Ибо и Христос в Гефсиманском саду, твердо зная свой горький выбор, все еще молился и надеялся.
Чиня ручку своего чемодана, все время срывающуюся с крепления, Хоробров громко ругался:
– Ну, собаки! Ну, гады! Простого чемодана – и того у нас сделать не могут! Полгода предмайская вахта, полгода предоктябрьская, когда же поработать без лихорадки? Ведь вот какая-то сволочь рационализацию внесла: дужку двумя концами загнут и всунут в ручку. Пока чемодан пустой – держит, а – нагрузи? Развили тяжелую индустрию, драть ее лети, так что последний николаевский кустарь от стыда бы сгорел.
И кусками кирпича, отваленного от печки, выложен-ной тем же скоростным методом, Хоробров зло сбивал концы дужки в ушко.
Нержин хорошо понимал Хороброва. Всякий раз сталкиваясь с унижением, пренебрежением, издевательством, наплевательством, Хоробров разъярялся – но как об этом было рассуждать спокойно? Разве вежливыми словами выразишь вой ущемленного? Именно сейчас, облачась в лагерное и едучи в лагерь, Нержин и сам ощущал, что возвращается к важному элементу мужской свободы: каждое пятое слово ставить матерное.
Ромашов негромко рассказывал новичкам, какими дорогами обычно возят арестантов в Сибирь и, сравнивая куйбышевскую пересылку с горьковской и кировской, очень хвалил первую.

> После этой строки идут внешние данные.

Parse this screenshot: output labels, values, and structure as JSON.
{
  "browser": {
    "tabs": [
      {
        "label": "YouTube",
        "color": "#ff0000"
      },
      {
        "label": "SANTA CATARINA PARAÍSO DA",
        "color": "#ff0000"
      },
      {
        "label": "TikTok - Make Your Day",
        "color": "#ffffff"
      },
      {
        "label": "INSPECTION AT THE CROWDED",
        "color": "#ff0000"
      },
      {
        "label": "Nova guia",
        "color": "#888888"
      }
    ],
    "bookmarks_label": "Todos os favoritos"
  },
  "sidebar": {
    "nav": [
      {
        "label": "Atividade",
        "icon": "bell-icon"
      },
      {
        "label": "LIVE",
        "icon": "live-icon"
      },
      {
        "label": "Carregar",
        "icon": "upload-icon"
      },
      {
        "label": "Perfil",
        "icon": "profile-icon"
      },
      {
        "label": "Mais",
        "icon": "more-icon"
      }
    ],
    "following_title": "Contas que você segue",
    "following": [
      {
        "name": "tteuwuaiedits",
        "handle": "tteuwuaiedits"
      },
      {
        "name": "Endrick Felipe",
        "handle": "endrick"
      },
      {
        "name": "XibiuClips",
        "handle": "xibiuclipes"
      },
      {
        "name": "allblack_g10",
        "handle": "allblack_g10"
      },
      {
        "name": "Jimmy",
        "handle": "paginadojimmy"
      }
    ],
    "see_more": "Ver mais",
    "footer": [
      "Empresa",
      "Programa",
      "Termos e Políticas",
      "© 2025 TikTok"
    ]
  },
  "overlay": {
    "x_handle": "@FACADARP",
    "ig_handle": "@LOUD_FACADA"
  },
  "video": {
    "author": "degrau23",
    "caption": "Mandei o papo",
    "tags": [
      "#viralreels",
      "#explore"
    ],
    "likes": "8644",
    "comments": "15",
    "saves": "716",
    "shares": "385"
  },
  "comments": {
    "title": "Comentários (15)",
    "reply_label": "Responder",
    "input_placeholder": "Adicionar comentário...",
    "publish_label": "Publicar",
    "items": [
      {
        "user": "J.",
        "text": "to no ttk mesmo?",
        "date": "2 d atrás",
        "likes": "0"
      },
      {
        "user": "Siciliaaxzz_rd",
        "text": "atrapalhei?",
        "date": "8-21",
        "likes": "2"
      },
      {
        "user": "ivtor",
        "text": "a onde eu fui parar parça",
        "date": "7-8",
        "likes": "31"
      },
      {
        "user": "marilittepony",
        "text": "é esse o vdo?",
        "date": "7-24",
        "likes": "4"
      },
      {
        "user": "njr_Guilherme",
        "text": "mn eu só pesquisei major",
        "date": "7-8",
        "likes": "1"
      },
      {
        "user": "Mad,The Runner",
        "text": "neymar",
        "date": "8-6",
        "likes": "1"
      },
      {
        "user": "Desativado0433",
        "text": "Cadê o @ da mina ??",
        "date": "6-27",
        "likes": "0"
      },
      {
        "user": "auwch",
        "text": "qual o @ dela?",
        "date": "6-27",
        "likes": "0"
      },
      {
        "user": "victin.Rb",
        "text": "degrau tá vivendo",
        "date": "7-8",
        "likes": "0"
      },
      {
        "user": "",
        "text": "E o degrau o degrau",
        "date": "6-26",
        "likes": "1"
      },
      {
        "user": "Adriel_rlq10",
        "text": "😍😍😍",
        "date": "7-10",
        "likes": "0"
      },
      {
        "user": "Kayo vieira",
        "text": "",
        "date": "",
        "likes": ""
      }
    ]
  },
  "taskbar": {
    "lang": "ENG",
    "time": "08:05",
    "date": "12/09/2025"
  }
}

Хоробров перестал стучать и в сердцах швырнул кирпичом об пол, раздробляя в красную крошку.
– Слышать не могу! – закричал он Ромашову, и худощавое жесткое лицо его выразило боль. – Горький не сидел на той пересылке и Куйбышев не сидел, иначе б их на двадцать лет раньше похоронили. Говори как человек: самарская пересылка, нижегородская, вятская! Уже двадцатку отбухал, чего к ним подлизываешься!
Задор Хороброва передался Нержину. Он встал, через часового вызвал Наделашина и полнозвучно заявил:
– Младший лейтенант! Мы видим в окно, что уже полчаса, как идет обед.
Почему не несут нам?
Младшина неловко стоптался и сочувственно ответил:
– Вы сегодня... со снабжения сняты...
– То есть, как это сняты? – И слыша за спиной гул поддерживающего недовольства, Нержин стал рубить:
– Доложите начальнику тюрьмы, что без обеда мы никуда не поедем! И силой посадить себя – не дадимся!
– Хорошо, я доложу! – сейчас же уступил младшина. И виновато поспешил к начальнику.
Никто в комнате не усомнился, стоит ли связываться. Брезгливое чаевое благородство зажиточных вольняшек – дико зэкам.
– Правильно!
– Тяни их!
– Зажимают, гады!
– Крохоборы! За три года службы один обед пожа-лели!
– Не уедем! Очень просто! Что они с нами сделают?
Даже те, кто был повседневно тих и смирен с начальством, теперь расхрабрился. Вольный ветер пересыльных тюрем бил в их лица. В этом последнем мясном обеде было не только последнее насыщение перед месяцами и годами баланды – в этом последнем мясном обеде было их человеческое достоинство. И даже те, у кого от волнения пересохло горло, кому сейчас невмоготу было есть, – даже те, позабыв о своей кручине, ждали и требовали этого обеда.
Из окна видна была дорожка, соединяющая штаб с кухней. Видно было, как к дровопилке задом подошел грузовик, в кузове которого просторно лежала большая елка, перекинувшись через борта лапами и вершинкой. Из кабины вышел завхоз тюрьмы, из кузова спрыгнул надзиратель.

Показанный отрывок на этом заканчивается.